How to Choose How Many Toys Your Child Needs


We had one bin of toys to play with when my son was 18 months old. We would open the bin and take out a few of the toys, then he would happily drag one or a couple toys around the home for an entire day.

The number of toys began to increase as he got older and became more interested in imaginative play.

He accumulated dress-ups, different building sets and thousands of tiny pieces, making it difficult to parent a second child. I developed ninja-like skills which allowed me to spot a piece from 100 feet away.

You may not know how many toys your child needs. It’s important to provide enough toys to promote learning and enjoyment, but not too many that it becomes overwhelming.

One friend is a minimalist, and only has five carefully selected toys. One friend’s playroom is so stuffed with the newest and best toys that it looks like a store of toys. Both of the friends are very happy with how they live.

How do you determine how many toys your children need? Here are five questions that will help you decide how many toys to buy for your children.

How many toys is enough for my child? How many toys should my child have?

1. There are broken toys?

Broken toys are the easiest to get rid of. The toys could disappear in the middle night, and no one will notice or remember that they were ever there.

The toys they get from birthday parties, school and church are always cheap. I hate the idea of throwing away something that was only used for a few seconds. To save broken toys from landfill, I keep them in my house.

Find those broken toys that you can’t repair. They should be thrown out. They are a waste of space and can be a safety risk.

2. What if a toy is missing pieces?

It’s okay, I admit it: We have a beloved Candyland boardgame with a few missing cards. We are more likely to lose pieces of something we love the more we play with it.

There’s a big difference between a playable toy with a few pieces missing (or the pieces of the toy have been replaced by random household items, like the erasers that we use to mark board games) and one that’s missing so many that you can’t play with it anymore or that’s no fun.

It’s time for you to toss out a toy that your children no longer play with because it doesn’t have the necessary pieces.

You might buy a new one if your children love it. BUT! Let some time pass and then get rid of it. It’s possible that your children won’t even miss it.

3. What about toys that are not being used?

Toys that aren’t played with are simply clutter. These toys are an eye sore and take up space that could be used to encourage creative play.

Ask yourself “How long ago has my child last played with this toy?” You can choose a period of time that suits you: a month or three months.

You may be okay with donating an item that hasn’t been touched in the past month. You can use the theory “Out of sight, Out of Mind”. Toys that are familiar to children tend to be the ones they choose. “If they haven’t used it in the past month, they are unlikely to play with it the next time.”

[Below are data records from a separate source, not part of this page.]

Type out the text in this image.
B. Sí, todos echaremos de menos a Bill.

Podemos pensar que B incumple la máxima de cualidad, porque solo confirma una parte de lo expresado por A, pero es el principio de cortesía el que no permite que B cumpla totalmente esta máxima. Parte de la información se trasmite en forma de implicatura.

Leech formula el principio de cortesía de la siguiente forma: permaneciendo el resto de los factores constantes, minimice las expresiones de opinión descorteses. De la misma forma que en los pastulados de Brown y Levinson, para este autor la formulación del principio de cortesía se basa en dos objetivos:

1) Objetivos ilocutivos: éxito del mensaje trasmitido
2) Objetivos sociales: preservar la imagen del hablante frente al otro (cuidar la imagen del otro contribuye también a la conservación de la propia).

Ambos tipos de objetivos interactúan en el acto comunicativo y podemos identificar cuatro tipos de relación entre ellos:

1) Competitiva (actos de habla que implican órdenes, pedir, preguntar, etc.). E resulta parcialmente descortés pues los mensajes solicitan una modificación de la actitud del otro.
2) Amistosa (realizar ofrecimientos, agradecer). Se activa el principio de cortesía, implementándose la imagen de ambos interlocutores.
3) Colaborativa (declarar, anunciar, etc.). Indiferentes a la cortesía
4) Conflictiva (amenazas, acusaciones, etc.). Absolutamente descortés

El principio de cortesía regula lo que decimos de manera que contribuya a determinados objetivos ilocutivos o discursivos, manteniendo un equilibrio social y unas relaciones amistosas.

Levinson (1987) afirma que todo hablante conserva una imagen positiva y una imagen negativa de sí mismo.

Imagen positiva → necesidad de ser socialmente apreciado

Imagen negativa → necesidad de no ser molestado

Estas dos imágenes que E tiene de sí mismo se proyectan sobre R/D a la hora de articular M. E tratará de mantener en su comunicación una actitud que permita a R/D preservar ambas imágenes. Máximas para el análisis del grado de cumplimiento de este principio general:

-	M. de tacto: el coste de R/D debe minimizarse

You could also wait until the next cycle of seasons. You might think: “The children aren’t outdoors much in the winter so they may love this toy when warmer weather arrives.”

It doesn’t matter if you decide how many toys to buy for your children on a monthly or annual basis.

Pick a schedule that is best for you and your family. Decluttering and organizing toys should be done on a regular, scheduled basis.

4. What is the most common duplicate of your child’s favorite toys?

You may have noticed that your children enjoy certain toys. They have too many toys to play with.

It could be anything from a bin of trucks to a cabinet of Barbies. It doesn’t matter if your child enjoys a toy or not.

More is not always better. More often than not, it is more that prevents kids from finding and playing their favorite toys.

5. Are Your Children Able to Clean Up After Theirselves

This question is important to ask, even if the answer depends on your child’s age.

Even very young children can assist in picking up some toys and putting them into a trash bin. Young toddlers cannot sort thousands of pieces into different categories.

You have way too many toys if it’s difficult for your kid to clean them up. You have too many toy pieces if you spend an hour sorting them out after your children go to sleep.

The number of toys that your children need depends on how independent they are in cleaning up.

Give yourself Grace…and Time

It is possible to clear out your toys over a weekend or week, but this will increase the likelihood that your children will resist.

If you toss out half of your children’s toys while they are at school, then they will freak. This is something I’ve experienced.

You will probably avoid 99% tantrums if you start by decluttering the toys you never use.

Let’s get started!

When deciding how many toys your kids need, it’s important to ask the right questions.

Now that you have the right questions, this will be a breeze. Stop what you are doing right now and schedule a date to go headfirst into these toys.

In the comments section below, tell me when you set a date and time.

You can see a calm, organized and peaceful playroom right before your eyes. It’s all there, you just need to find it.